Thursday, April 18, 2013

Broadcasters appeal Aereo video-streaming ruling


Story originally appeared on USA Today.

Major broadcasters, including PBS, Fox and Univision, are asking a federal appeals court to reconsider a decision that allows TV-streaming start-up Aereo to proceed with its business.

The continued existence of Aereo, which streams over-the-air TV broadcasting to paying subscribers in and near New York City, "threatens to cause massive disruption to the television industry, and will adversely impact the public's access to the quality and diversity of programming," the broadcasters claim in the Monday filing.

STORY: Pay-TV operators start streaming live TV outside home

Earlier this month, a panel of the U.S. Second Circuit Court of Appeals in New York affirmed a court decision that Aereo doesn't violate broadcasters' copyrights by streaming their programming via the Internet. With their latest appeal, the broadcasters are asking for consideration of the ruling by the full appeals court.

"Unless reversed, that decision will wreak commercial havoc by allowing new and existing distributors to design around this license requirement and profit from the delivery of copyrighted programming while paying nothing for it," the filing read.
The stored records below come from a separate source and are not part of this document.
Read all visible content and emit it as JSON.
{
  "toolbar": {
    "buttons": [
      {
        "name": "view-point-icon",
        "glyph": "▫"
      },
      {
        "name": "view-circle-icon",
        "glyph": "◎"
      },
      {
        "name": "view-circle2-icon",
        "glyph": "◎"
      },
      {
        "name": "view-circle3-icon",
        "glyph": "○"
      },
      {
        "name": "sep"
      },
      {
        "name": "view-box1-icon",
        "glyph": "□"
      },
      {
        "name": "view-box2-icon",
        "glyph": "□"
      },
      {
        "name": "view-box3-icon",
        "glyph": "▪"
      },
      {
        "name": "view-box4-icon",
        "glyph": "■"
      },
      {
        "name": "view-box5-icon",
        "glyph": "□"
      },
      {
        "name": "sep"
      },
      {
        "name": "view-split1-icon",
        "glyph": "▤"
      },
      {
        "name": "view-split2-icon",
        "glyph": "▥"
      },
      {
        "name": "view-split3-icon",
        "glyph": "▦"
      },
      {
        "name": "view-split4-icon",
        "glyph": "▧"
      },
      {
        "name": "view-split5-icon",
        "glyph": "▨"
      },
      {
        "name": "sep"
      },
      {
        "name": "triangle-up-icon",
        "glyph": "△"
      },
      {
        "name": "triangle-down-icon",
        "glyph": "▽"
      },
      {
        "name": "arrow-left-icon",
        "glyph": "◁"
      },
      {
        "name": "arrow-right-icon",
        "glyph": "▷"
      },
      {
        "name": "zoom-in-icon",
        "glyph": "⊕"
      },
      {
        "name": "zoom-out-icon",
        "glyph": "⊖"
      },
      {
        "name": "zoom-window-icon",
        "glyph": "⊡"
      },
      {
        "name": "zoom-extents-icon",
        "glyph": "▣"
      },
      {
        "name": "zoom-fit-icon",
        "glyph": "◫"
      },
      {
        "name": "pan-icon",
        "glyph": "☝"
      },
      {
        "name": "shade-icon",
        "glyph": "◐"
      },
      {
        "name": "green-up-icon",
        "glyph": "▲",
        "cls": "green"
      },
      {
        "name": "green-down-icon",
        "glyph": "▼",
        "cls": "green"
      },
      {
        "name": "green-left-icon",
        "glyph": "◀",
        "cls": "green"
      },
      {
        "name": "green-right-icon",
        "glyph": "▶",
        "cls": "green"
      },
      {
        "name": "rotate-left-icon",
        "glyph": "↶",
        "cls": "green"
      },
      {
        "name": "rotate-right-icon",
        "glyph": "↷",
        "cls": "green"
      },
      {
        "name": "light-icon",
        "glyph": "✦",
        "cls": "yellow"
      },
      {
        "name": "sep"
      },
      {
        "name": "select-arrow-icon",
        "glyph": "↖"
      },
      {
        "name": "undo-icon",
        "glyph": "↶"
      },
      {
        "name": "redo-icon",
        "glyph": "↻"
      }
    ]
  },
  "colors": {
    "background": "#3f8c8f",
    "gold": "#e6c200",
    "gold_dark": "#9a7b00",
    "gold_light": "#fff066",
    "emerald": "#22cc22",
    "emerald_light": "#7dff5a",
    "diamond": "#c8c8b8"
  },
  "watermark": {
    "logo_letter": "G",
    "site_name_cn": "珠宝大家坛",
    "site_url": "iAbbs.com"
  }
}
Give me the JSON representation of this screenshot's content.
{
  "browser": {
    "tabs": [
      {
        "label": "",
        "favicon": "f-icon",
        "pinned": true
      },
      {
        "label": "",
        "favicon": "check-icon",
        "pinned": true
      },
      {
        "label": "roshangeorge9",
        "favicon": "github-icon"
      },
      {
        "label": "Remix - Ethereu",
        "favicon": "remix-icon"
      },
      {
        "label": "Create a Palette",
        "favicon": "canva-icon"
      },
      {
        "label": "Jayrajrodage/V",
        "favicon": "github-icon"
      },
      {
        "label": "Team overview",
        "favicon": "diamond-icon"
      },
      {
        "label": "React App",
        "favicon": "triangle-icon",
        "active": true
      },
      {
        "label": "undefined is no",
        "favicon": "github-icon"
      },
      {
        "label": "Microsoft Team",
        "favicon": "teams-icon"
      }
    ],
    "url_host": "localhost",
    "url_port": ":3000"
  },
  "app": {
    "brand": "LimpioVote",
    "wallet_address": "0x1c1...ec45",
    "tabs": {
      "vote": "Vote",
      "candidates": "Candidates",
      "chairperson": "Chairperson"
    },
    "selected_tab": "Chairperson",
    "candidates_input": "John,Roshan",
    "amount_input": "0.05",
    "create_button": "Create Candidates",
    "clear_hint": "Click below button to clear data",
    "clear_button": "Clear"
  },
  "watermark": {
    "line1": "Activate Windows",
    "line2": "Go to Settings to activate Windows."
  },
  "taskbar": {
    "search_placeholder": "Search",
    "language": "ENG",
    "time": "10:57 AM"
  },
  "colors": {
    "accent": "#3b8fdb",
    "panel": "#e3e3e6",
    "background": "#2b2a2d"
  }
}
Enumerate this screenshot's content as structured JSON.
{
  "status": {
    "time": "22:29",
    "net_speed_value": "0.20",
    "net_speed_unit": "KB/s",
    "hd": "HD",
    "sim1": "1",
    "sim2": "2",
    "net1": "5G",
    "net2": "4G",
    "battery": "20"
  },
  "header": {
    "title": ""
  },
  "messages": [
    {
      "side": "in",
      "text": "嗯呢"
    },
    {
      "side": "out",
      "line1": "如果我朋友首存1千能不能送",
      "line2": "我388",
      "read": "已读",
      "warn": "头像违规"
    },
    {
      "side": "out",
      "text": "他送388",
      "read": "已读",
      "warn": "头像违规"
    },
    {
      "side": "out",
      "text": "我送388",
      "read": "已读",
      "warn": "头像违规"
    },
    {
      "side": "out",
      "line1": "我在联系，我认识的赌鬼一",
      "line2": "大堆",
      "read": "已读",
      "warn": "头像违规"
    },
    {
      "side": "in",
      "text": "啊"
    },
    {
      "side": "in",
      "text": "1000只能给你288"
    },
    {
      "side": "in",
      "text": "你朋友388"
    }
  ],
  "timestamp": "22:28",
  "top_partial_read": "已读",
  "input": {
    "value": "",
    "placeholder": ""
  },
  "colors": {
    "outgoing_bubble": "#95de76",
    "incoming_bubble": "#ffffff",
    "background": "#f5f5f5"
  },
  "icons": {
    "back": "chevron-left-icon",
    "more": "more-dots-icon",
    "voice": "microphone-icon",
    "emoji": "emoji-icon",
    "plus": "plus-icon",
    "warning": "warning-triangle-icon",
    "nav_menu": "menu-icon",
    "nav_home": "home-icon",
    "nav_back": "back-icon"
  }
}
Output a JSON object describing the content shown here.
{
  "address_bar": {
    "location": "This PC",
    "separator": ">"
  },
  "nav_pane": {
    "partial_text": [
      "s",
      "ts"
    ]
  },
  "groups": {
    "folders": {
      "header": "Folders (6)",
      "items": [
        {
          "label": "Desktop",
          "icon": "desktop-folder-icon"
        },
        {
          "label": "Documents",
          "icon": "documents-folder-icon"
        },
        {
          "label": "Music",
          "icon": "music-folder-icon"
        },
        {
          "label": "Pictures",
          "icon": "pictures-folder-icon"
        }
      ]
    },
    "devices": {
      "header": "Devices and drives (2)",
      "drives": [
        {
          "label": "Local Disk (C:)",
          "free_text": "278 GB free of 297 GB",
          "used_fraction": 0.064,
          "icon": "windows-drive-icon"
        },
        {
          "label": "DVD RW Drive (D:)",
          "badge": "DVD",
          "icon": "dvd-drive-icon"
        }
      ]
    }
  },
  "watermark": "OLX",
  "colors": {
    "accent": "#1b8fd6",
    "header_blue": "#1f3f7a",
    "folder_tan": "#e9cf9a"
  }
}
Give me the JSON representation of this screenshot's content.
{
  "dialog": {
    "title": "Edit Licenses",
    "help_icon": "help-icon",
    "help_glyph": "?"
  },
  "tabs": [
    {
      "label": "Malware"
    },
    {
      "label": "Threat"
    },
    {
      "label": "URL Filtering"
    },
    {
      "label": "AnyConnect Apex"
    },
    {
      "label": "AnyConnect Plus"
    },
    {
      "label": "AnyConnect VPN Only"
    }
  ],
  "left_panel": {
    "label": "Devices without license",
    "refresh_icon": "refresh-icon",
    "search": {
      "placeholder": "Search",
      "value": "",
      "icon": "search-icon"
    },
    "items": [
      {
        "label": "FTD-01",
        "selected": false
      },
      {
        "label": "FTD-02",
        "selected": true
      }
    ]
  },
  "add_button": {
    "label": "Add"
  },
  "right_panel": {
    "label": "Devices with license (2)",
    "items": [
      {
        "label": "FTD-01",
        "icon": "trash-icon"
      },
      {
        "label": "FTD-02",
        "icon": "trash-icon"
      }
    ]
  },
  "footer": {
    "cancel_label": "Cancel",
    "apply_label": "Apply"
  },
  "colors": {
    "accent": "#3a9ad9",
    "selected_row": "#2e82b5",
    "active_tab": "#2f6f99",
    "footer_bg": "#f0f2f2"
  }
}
Consumers who want better access to network TV programming without buying cable have cheered on start-ups such as Aereo. But broadcasters say that costs them advertising revenue and also the retransmission fees that cable companies pay to carry their channels.

Backed by longtime media mogul Barry Diller, Aereo retransmits broadcast TV content using a farm of mini-antennas in Brooklyn. Each antenna receives the TV signal, and allows a subscriber to view or record the content through Aereo's streaming technology. Subscribers need an Internet connection and then pay Aereo fees ranging from $1 a day to $80 a year.

Aereo says it does not infringe on broadcasters' copyrights because its mini-antennas are individually leased by the subscribers. That, says Aereo, makes the subsequently streamed content a "a private performance" for each paying subscriber and is not subject to licensing agreements.

Broadcasters say that all services that retransmit broadcast programming to the public are engaged in "public performances" that require licenses from copyright owners.

In a dissenting opinion to the appeals court ruling issued on April 1, Judge Denny Chin of the Second Circuit sided with broadcasters. Calling Aereo's technology "a sham," Chin argued that the company has no reason to use a multitude of tiny antennas rather than one central antenna other than to make its copyright argument. "The system is a Rube Goldberg-like contrivance, over-engineered in an attempt to avoid the reach of the Copyright Act and to take advantage of a perceived loophole in the law," he wrote.

Aereo has announced plans to expand its service this year to 22 markets, including Atlanta, Boston, Chicago, Detroit, Houston and Washington, D.C.